Il 12 gennaio 1909 venne a dare supporto alla Croce Rossa Italiana di Siracusa la Croce Rossa tedesca, che aveva ricevuto personali ordini da parte dell'imperatore Guglielmo II di Germania. Si trattava di un reparto che si distinse per l'organizzazione: i tedeschi eressero un proprio ospedale da campo tra i siracusani, a dirigerlo vi era il dottor Franz Colmer (che aveva precedentemente prestato soccorso durante la guerra russo-giapponese).[27] Durante la missione di soccorso, degli emissari imperiali del Kaiser donarono a diversi uomini e donne della città una medaglia che recava la corona imperiale e la scritta «Siracusa 1908», in memoria dei soccorsi prestati congiuntamente.[28]

In totale la città accolse circa 3.000 sopravvissuti messinesi; tuttavia, quando si consolidarono i campi di smistamento, cifre ben più grosse di sfollati (sopra i diecimila ciascuna) furono indirizzate verso le più popolose città siciliane e italiane (la maggior parte tra Palermo, Catania e Napoli), anche se una buona fetta dei superstiti messinesi, data la situazione di stenti in cui ormai versava, finì con l'emigrare in America.[25]

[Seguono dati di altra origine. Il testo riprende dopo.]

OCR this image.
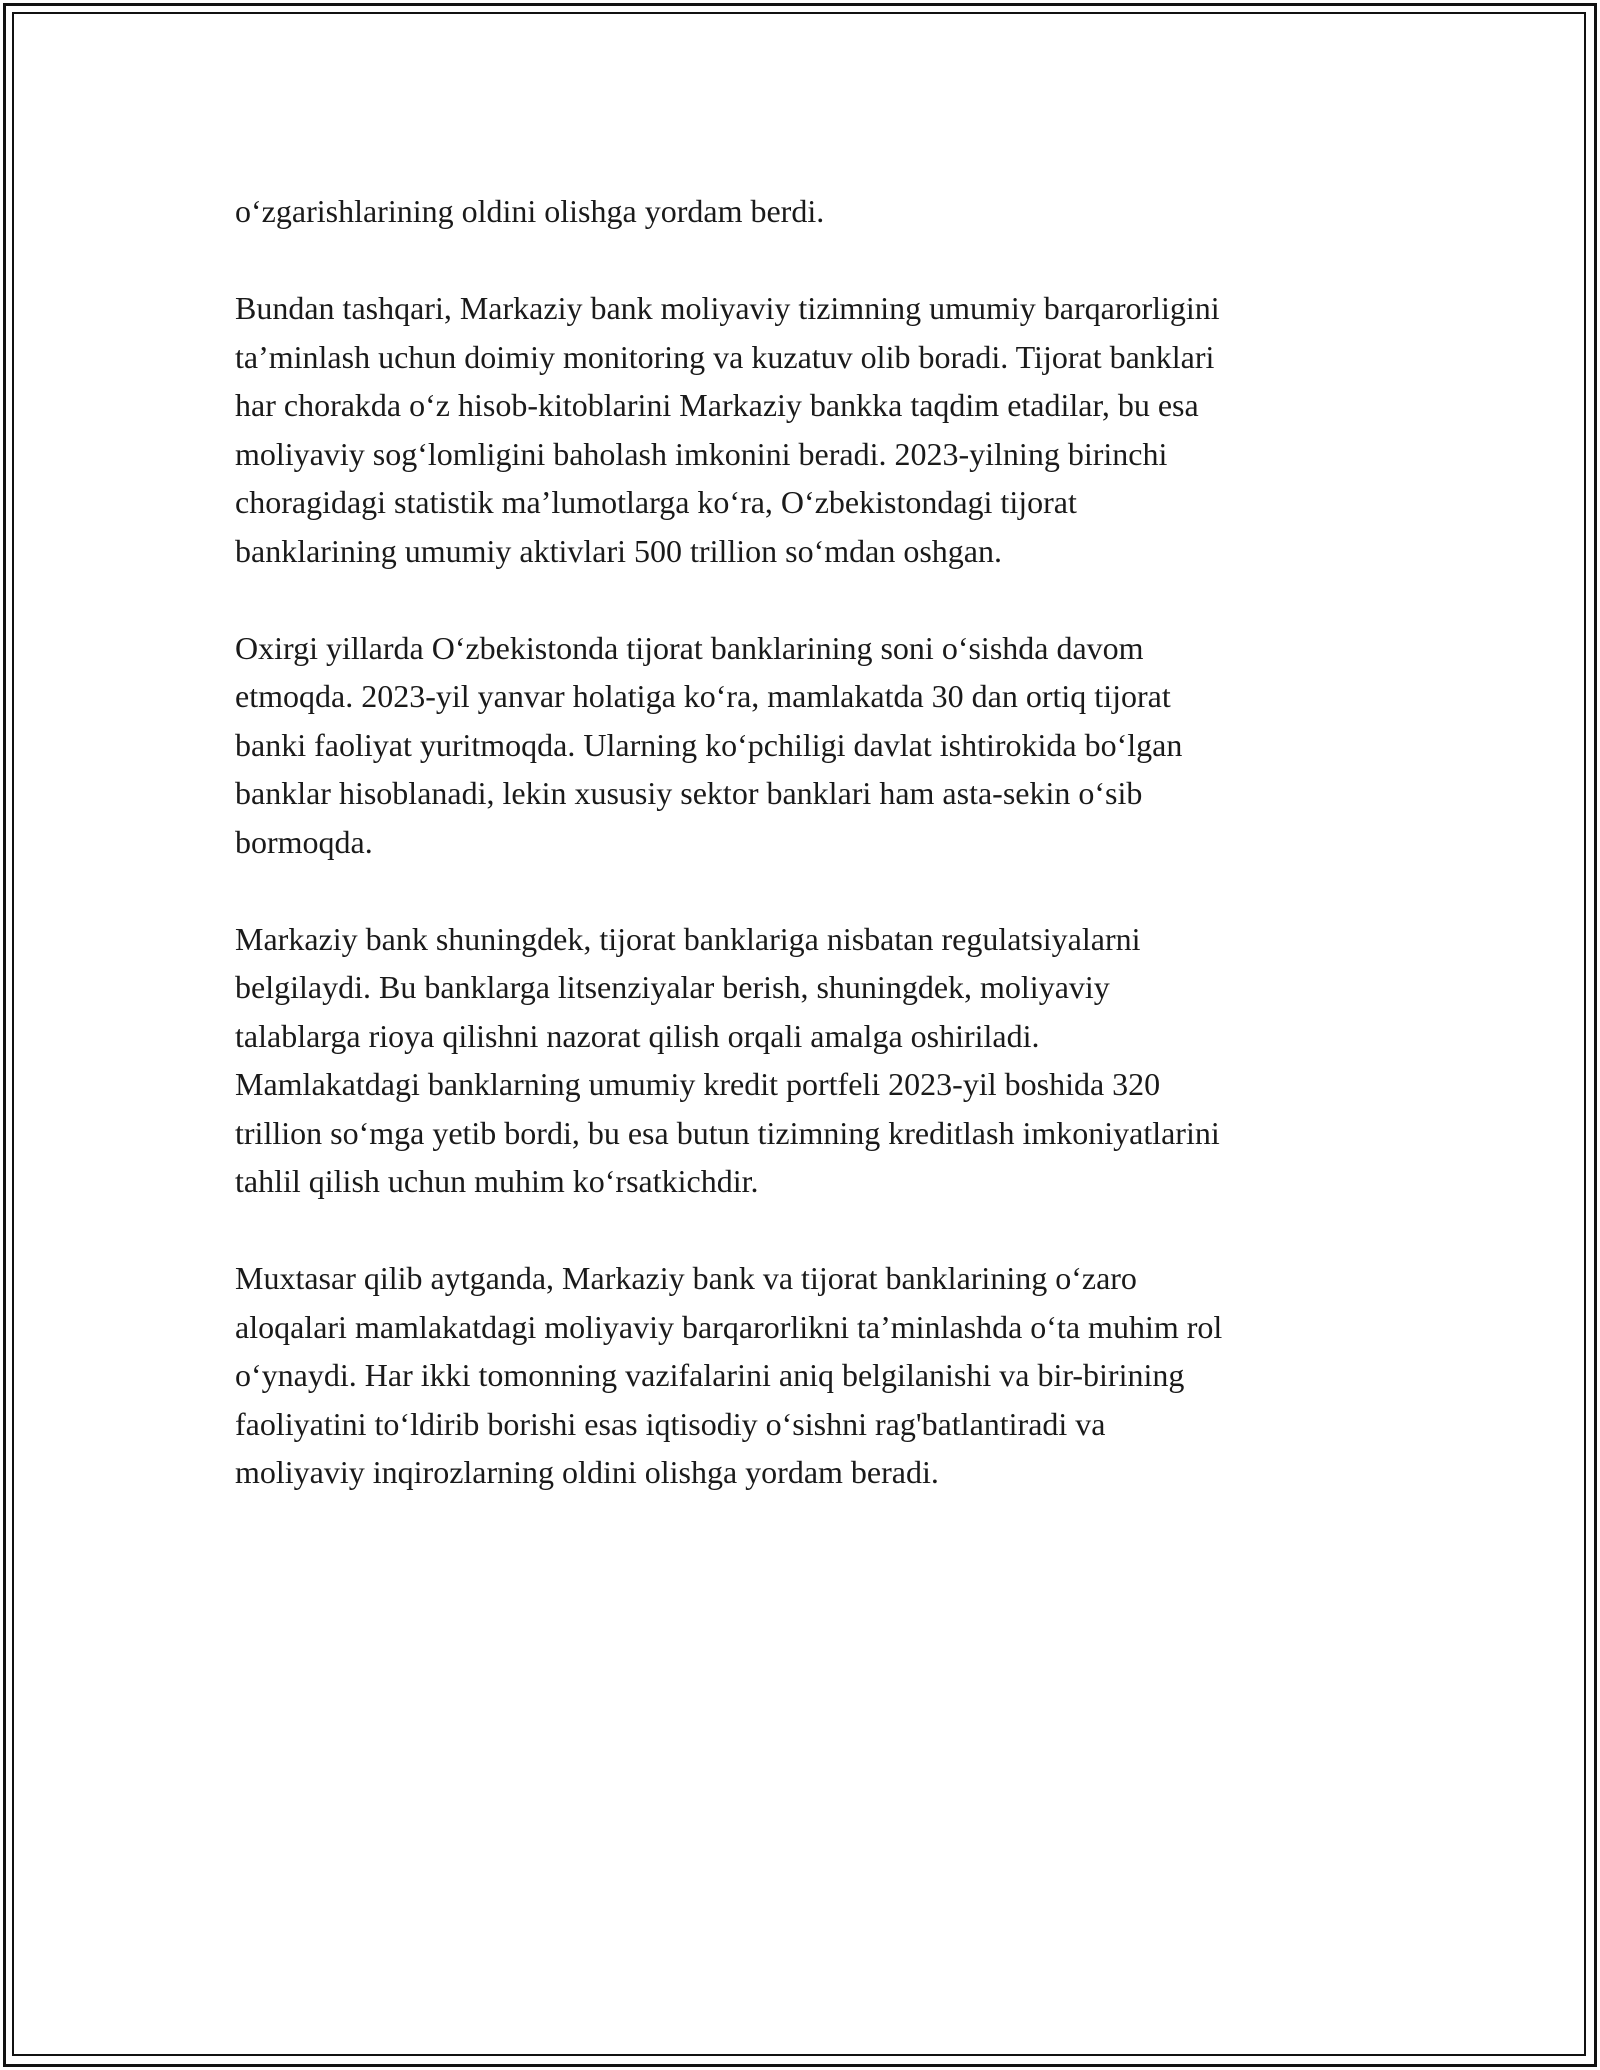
o‘zgarishlarining oldini olishga yordam berdi.

Bundan tashqari, Markaziy bank moliyaviy tizimning umumiy barqarorligini
ta’minlash uchun doimiy monitoring va kuzatuv olib boradi. Tijorat banklari
har chorakda o‘z hisob-kitoblarini Markaziy bankka taqdim etadilar, bu esa
moliyaviy sog‘lomligini baholash imkonini beradi. 2023-yilning birinchi
choragidagi statistik ma’lumotlarga ko‘ra, O‘zbekistondagi tijorat
banklarining umumiy aktivlari 500 trillion so‘mdan oshgan.

Oxirgi yillarda O‘zbekistonda tijorat banklarining soni o‘sishda davom
etmoqda. 2023-yil yanvar holatiga ko‘ra, mamlakatda 30 dan ortiq tijorat
banki faoliyat yuritmoqda. Ularning ko‘pchiligi davlat ishtirokida bo‘lgan
banklar hisoblanadi, lekin xususiy sektor banklari ham asta-sekin o‘sib
bormoqda.

Markaziy bank shuningdek, tijorat banklariga nisbatan regulatsiyalarni
belgilaydi. Bu banklarga litsenziyalar berish, shuningdek, moliyaviy
talablarga rioya qilishni nazorat qilish orqali amalga oshiriladi.
Mamlakatdagi banklarning umumiy kredit portfeli 2023-yil boshida 320
trillion so‘mga yetib bordi, bu esa butun tizimning kreditlash imkoniyatlarini
tahlil qilish uchun muhim ko‘rsatkichdir.

Muxtasar qilib aytganda, Markaziy bank va tijorat banklarining o‘zaro
aloqalari mamlakatdagi moliyaviy barqarorlikni ta’minlashda o‘ta muhim rol
o‘ynaydi. Har ikki tomonning vazifalarini aniq belgilanishi va bir-birining
faoliyatini to‘ldirib borishi esas iqtisodiy o‘sishni rag'batlantiradi va
moliyaviy inqirozlarning oldini olishga yordam beradi.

La permanenza di Sigmund Freud in città (1910)

Sigmund Freud, il padre della psicoanalisi visitò Siracusa nel 1910. Dopo averla visitata, l'austriaco sognò la statua dello scienziato aretuseo Archimede, che scrutava l'orizzonte con lo specchio ustore al suo fianco (nell'immagine a destra); il sogno, in particolare, legò Freud alla città e nell'ambiente della psicoanalisi prese il nome di «Siracusa 1910»[29]

Nell'estate del 1910 l'austriaco Sigmund Freud intraprese un viaggio di piacere nel Sud Italia che lo fece approdare in Sicilia: sbarcato al porto di Palermo, egli nutriva già da principio l'intenzione di giungere fino a Siracusa (durante il suo soggiorno nelle altre terre siciliane menzionava la città aretusea in numerose sue lettere che poi spediva alla propria famiglia):

«Siracusa doveva appunto essere la meta principale del nostro viaggio ed è considerata la città più greca d’Italia.»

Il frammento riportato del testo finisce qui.